## Redox reaction

AlyssaYeh_1B
Posts: 100
Joined: Sat Aug 17, 2019 12:16 am

### Redox reaction

For the example we looked at in class today (permanganate and iron), how come the oxidation numbers of hydrogen and oxygen don't change? How do we tell which ones were oxidized/reduced?

Annie Chantasirivisal_4G
Posts: 114
Joined: Wed Sep 18, 2019 12:21 am

### Re: Redox reaction

The way I like to visualize it is by separating the molecules by element in order to determine their oxidation numbers.

For reference: 8H+ + MnO4- + 5Fe2+ -> Mn2+ + 5Fe3+ + 4H2O

Oxygen and Hydrogen remained the same because when you separate them in H2O on the right, you can see that there are two H for every one O, which boils down to H having a +1 charge and O having a 2- charge, which is the same as the left with the H in 8H+ each having a +1 charge as well. O is a little harder to tell but if you recall from class Dr. Lavelle mentioned Mn on the left having a +7 charge, which would mean that each O must have a 2- charge in order to cancel out with Mn and result in the overall -1 charge of the molecule MnO4- (7+(4 x -2)=-1).

Mn and Fe, however, did change because Mn went from +7 on the left to +2 on the right, while Fe went from +2 on the left to +3 on the right.

In general, on the periodic table groups 1 and 2 will have charges +1 and +2, respectively, while groups 16 and 17 will have charges -2 and -1, respectively. The transition metals such as Mn and Fe vary with charge.

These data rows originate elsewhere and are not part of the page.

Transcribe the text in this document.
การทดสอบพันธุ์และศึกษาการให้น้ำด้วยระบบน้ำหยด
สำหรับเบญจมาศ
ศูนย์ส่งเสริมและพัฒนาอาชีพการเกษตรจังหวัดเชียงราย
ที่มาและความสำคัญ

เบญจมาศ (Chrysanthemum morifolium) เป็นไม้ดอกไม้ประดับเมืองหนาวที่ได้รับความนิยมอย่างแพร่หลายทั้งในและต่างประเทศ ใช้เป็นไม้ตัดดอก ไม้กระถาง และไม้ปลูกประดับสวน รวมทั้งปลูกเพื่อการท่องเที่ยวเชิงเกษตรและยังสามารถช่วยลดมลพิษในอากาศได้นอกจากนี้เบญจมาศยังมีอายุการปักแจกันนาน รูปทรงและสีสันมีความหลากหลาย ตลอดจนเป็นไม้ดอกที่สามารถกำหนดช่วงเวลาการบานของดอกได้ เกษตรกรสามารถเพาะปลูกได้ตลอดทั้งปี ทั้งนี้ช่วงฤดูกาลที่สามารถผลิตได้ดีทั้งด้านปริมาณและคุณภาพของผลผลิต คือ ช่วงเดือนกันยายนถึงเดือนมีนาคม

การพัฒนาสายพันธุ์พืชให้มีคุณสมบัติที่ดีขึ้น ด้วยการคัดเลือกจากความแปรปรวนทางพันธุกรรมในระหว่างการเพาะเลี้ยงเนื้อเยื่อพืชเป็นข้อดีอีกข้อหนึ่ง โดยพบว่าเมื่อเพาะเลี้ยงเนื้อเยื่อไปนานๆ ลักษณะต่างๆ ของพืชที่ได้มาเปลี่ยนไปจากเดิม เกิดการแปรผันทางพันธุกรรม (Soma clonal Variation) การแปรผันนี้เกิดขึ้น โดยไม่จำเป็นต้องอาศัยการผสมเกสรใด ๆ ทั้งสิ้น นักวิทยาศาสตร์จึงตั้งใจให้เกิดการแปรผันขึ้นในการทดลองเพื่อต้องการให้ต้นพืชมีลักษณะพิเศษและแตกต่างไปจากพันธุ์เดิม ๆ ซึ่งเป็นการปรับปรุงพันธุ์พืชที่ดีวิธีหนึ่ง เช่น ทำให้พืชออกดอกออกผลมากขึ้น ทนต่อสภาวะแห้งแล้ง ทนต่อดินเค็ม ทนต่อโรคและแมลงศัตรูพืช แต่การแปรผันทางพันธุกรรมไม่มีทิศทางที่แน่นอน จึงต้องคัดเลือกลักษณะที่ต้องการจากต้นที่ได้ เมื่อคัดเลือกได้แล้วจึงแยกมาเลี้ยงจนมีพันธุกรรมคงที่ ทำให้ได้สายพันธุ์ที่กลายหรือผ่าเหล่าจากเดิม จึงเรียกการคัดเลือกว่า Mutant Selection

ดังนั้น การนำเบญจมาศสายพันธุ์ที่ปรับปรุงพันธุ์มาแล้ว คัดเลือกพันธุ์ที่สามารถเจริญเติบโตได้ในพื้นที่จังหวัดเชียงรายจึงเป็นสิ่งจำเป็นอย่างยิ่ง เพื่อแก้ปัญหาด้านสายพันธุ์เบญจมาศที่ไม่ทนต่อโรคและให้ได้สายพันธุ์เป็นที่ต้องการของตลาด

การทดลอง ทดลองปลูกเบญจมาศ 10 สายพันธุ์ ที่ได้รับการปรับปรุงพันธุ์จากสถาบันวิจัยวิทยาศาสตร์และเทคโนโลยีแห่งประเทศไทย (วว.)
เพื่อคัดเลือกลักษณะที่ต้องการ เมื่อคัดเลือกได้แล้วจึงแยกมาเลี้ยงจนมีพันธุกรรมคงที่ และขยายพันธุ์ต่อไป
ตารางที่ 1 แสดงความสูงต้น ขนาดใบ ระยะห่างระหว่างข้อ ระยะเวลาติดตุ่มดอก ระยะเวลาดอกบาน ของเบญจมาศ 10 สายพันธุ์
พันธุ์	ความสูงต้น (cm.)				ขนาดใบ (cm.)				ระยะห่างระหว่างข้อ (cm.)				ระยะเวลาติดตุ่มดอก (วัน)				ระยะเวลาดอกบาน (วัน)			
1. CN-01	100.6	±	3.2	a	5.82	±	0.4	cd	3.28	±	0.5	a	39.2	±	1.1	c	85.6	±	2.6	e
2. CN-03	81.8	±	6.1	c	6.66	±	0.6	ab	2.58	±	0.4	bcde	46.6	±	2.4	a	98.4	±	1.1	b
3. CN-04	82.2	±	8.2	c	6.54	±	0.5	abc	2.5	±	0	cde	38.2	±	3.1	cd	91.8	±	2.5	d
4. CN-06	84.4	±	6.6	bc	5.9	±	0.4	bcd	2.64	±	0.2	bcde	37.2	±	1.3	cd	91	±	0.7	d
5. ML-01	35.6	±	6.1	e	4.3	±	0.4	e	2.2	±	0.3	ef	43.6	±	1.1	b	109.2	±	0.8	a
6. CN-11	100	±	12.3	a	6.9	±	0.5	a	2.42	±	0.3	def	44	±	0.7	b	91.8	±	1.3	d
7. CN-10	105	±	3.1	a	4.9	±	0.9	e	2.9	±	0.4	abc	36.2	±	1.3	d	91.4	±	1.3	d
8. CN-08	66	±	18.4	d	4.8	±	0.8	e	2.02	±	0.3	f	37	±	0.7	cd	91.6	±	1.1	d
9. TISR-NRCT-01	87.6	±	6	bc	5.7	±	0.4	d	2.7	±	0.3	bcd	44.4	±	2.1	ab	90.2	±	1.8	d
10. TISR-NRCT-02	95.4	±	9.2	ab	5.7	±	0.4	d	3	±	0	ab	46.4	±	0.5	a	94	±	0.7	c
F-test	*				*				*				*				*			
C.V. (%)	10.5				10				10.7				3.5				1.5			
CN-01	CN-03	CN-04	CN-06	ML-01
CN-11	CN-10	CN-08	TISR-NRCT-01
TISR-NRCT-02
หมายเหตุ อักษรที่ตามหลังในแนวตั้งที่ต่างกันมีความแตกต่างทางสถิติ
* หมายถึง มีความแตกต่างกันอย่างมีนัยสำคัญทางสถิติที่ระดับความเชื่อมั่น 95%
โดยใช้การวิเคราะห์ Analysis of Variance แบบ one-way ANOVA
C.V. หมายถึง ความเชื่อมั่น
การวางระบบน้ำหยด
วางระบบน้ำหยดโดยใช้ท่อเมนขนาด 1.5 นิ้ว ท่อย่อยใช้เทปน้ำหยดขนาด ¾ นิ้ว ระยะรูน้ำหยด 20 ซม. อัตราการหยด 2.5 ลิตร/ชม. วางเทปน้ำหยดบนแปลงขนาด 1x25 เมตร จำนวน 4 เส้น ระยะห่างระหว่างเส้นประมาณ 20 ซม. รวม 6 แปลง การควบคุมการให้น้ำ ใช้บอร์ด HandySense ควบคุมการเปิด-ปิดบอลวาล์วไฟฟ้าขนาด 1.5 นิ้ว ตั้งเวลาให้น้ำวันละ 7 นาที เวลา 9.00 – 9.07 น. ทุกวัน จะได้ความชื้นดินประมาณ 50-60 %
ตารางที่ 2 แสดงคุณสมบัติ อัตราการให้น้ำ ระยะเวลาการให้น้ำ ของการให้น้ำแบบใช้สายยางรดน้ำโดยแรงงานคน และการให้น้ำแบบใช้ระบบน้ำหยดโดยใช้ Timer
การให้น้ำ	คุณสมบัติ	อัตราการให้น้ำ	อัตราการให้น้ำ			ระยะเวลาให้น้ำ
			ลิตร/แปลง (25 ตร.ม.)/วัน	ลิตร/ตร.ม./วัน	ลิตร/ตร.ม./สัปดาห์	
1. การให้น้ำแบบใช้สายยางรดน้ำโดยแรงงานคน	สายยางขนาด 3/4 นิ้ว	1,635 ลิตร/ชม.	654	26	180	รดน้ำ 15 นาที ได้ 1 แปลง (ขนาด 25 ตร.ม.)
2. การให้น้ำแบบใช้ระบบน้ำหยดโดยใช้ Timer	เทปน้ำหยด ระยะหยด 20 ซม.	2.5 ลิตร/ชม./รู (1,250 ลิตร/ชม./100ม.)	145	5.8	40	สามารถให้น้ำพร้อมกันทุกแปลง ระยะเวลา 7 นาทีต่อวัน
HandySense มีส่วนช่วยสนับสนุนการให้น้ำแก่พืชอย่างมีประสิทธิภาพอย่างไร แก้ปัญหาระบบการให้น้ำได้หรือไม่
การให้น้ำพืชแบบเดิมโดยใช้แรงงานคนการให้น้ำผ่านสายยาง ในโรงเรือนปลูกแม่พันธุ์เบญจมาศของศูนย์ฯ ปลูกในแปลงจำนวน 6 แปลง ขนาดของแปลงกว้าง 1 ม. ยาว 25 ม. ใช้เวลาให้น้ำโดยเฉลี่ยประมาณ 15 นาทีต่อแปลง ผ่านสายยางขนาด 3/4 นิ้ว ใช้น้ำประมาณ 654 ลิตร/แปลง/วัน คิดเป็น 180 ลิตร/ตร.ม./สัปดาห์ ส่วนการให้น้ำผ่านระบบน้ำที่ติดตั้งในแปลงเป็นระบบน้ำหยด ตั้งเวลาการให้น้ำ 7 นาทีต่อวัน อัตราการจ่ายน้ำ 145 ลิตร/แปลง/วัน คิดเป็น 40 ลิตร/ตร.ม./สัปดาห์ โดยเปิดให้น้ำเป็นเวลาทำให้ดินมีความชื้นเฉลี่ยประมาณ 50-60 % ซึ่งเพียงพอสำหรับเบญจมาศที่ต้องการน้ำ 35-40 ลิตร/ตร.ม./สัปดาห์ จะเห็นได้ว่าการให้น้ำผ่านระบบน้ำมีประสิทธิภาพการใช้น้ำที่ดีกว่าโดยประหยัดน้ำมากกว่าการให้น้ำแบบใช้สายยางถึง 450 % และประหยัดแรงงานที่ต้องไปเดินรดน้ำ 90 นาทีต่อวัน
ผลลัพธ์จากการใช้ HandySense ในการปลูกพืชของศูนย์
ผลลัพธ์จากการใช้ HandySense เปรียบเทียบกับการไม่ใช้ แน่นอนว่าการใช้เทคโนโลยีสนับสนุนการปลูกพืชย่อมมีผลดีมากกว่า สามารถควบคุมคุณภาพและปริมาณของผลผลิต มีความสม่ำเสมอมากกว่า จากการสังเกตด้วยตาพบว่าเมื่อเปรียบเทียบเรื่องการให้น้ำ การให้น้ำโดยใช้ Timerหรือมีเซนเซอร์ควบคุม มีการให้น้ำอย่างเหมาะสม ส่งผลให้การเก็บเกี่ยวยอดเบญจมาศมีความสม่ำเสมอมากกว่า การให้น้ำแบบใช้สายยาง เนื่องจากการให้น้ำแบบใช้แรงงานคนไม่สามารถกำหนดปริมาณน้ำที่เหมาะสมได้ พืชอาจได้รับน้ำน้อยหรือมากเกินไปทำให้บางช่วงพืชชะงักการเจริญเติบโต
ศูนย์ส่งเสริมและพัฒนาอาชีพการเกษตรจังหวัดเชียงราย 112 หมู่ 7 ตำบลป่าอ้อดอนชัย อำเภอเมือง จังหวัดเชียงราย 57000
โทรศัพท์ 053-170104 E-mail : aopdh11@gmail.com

Thus, when you apply definitions of oxidation and reduction, MnO4- was reduced because going from +7 on the left to +2 on the right means that it has gained 5 electrons and caused its oxidation number to go down/become less positive, while 5Fe2+ was oxidized because going from +2 on the left to +3 on the right means that it lost an electron and caused its oxidation number to go up/be more positive.

I hope this helps!

chari_maya 3B
Posts: 108
Joined: Sat Sep 07, 2019 12:18 am

### Re: Redox reaction

005324438
Posts: 51
Joined: Sat Aug 24, 2019 12:16 am

### Re: Redox reaction

For the most part, O will always be -1, halogens will always be -1, and H will always be +1. Once we assign values to these elements, then the rest we just add up the rest of the molecule to equal the total charge.

Lauren Tanaka 1A
Posts: 109
Joined: Sat Aug 17, 2019 12:18 am

### Re: Redox reaction

I think you can look at the elements within a compound where you know the oxidation numbers and based on the total net charge of the molecule you can figure out the number for those elements you don't know.

Sydney Myers 4I
Posts: 100
Joined: Fri Aug 09, 2019 12:17 am

### Re: Redox reaction

005324438 wrote:For the most part, O will always be -1, halogens will always be -1, and H will always be +1. Once we assign values to these elements, then the rest we just add up the rest of the molecule to equal the total charge.

I think Oxygen's oxidation states is usually -2, not -1.